Untuk lebih meningkatkan keterlibatan masyarakat ada baiknya potensi-potensi lokal (kearifan tradisional) yang ada di setiap daerah untuk dipertimbangkan. Sebagai contoh pada masyarakat Pak-Pak Dairi ada yang dikenal dengan “Menanda Tahun” yaitu merupakan upacara yang dilakukan sebelum menanam padi. Dalam upacara tersebut terkandung sejumlah aturan dan tabu yang mengatur bagaimana perladangan harus dilakukan dengan baik.
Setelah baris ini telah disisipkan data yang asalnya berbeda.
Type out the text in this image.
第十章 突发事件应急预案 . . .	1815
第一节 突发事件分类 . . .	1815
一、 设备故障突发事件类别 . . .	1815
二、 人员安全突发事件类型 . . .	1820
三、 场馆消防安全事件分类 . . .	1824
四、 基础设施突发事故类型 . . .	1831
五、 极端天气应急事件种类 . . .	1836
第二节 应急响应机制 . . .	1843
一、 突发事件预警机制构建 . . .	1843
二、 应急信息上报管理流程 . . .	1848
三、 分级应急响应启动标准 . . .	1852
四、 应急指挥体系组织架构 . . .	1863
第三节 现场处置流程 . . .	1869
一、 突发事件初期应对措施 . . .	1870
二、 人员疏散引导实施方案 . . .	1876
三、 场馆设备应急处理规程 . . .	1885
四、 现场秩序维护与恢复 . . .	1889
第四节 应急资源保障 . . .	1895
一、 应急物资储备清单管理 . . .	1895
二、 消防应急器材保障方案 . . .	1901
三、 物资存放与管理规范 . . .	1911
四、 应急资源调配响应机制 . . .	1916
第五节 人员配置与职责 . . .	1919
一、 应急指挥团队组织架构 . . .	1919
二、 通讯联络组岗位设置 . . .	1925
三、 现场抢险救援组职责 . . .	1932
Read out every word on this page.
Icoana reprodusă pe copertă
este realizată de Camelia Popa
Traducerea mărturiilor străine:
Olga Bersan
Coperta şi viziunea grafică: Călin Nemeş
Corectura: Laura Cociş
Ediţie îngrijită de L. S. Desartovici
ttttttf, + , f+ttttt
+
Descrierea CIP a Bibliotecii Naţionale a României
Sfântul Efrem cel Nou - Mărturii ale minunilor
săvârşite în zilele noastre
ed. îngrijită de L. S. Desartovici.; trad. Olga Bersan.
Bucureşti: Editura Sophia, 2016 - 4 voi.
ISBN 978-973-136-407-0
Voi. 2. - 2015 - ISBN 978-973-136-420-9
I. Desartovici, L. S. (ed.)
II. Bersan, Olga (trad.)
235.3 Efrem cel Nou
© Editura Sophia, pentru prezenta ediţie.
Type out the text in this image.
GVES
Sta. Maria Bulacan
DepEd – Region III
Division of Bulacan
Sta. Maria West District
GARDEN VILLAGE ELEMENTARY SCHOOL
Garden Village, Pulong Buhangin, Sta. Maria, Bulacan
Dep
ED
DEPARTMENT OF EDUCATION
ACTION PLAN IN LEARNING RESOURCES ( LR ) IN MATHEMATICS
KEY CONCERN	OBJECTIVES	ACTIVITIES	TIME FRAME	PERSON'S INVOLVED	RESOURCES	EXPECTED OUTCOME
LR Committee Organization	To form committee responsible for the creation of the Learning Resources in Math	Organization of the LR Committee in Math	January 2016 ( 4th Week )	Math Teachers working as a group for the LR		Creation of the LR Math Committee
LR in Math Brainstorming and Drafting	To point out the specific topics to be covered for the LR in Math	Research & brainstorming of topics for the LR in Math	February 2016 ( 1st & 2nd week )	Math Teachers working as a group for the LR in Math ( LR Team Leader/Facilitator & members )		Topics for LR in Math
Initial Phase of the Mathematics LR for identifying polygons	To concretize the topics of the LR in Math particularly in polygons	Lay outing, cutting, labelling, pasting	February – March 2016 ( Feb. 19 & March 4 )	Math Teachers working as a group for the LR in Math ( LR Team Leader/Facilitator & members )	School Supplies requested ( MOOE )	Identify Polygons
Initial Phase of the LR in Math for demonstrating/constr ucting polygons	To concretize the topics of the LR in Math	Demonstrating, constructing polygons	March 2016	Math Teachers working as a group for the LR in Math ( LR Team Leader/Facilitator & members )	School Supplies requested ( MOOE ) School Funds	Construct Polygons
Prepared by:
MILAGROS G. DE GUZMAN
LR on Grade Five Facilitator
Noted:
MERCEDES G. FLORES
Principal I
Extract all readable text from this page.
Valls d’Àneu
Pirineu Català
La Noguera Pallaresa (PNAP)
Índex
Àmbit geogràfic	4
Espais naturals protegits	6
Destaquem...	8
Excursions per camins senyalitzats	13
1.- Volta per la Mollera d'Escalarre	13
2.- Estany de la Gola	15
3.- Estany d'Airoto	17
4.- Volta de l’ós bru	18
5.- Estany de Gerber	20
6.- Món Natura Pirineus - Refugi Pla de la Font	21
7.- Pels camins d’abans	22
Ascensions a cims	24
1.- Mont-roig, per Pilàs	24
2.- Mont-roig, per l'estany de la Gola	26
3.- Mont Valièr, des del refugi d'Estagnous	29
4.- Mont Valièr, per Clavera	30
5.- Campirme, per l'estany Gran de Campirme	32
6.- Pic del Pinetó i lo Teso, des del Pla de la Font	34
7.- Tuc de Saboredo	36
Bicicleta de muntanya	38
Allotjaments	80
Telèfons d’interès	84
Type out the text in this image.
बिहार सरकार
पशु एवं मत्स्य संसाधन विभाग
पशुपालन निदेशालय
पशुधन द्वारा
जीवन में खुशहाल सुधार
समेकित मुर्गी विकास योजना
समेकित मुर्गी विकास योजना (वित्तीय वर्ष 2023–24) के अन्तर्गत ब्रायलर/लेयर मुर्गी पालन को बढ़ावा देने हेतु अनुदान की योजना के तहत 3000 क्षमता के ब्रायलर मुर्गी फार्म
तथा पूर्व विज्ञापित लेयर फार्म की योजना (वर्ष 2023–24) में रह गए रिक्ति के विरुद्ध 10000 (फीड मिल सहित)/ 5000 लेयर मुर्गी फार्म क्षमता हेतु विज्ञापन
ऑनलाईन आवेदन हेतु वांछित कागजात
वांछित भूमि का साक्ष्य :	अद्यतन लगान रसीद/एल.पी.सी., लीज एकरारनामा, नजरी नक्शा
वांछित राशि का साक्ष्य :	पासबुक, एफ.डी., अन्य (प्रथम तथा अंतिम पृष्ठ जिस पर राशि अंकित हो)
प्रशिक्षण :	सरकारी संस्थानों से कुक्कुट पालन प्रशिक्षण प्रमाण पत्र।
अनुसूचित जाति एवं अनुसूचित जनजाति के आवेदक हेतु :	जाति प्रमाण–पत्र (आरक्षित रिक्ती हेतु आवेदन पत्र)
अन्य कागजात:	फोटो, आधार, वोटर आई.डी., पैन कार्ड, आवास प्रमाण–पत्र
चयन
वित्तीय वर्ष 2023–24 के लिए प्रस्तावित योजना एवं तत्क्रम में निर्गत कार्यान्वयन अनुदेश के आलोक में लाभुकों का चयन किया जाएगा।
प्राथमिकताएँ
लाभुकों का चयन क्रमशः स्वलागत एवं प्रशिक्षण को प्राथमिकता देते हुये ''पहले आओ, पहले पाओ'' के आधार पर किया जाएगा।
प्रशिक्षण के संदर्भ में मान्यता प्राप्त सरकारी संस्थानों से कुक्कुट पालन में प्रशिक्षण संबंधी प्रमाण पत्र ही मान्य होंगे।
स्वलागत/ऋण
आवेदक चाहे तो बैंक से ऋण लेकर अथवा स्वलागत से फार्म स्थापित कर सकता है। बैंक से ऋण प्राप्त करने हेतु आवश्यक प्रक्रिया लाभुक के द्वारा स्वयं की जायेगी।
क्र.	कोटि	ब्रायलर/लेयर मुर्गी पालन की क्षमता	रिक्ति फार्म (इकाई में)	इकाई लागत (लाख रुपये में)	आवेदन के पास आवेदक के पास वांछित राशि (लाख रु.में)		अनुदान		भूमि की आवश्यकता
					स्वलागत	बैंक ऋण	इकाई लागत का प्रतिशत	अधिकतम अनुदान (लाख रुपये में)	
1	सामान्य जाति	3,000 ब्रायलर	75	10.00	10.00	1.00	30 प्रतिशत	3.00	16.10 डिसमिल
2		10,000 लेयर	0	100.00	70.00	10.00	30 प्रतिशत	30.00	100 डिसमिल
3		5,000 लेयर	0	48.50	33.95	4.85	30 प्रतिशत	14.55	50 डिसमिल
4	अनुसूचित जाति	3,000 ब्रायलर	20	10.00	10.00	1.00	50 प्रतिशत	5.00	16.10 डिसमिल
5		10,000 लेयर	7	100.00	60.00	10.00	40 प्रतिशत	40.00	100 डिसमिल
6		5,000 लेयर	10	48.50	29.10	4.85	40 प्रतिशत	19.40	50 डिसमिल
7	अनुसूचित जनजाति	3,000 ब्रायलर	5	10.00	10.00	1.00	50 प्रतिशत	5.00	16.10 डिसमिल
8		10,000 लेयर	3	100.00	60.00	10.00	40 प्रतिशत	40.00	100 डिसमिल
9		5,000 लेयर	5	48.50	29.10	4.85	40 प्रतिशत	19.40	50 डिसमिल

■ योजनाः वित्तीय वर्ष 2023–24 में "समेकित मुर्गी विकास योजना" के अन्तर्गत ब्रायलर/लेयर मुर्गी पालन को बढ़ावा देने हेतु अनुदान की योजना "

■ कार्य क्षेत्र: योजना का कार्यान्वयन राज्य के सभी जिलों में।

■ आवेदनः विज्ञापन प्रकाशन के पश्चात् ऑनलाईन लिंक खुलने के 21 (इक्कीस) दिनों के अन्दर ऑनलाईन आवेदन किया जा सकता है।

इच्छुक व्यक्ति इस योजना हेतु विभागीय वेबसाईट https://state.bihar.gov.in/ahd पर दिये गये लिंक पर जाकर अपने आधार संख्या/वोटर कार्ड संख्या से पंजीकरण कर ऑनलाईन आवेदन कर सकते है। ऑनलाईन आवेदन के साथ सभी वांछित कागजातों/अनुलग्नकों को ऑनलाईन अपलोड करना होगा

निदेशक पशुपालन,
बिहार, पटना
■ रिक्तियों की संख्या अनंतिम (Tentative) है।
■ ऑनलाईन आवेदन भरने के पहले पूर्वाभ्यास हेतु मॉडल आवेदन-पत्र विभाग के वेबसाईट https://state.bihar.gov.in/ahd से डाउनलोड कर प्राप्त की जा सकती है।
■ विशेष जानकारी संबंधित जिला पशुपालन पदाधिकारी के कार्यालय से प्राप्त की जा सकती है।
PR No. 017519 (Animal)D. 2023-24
Dalam membuka lahan masyarakat juga tidak sembarangan, tetapi akan diawali dengan musyawarah yang dalam dialek Pak-Pak disebut dengan Runggu.

 

Lain halnya dengan di Tapanuli Selatan yang disebut dengan Lubuk larangan yaitu penetapan daerah aliran sungai (DAS), hal ini erat kaitannya pelestarian DAS. Di Bali dikenal dengan Awig-awig yaitu seperangkat aturan tidak tertulis yang dijadikan acuan dalam pelestarian hutan. Begitu banyak budaya dan tradisi yang merupakan ciri khas kita, yang sebenarnya masih layak dijadikan acuan untuk pelestarian hutan yang lebih partisipatif.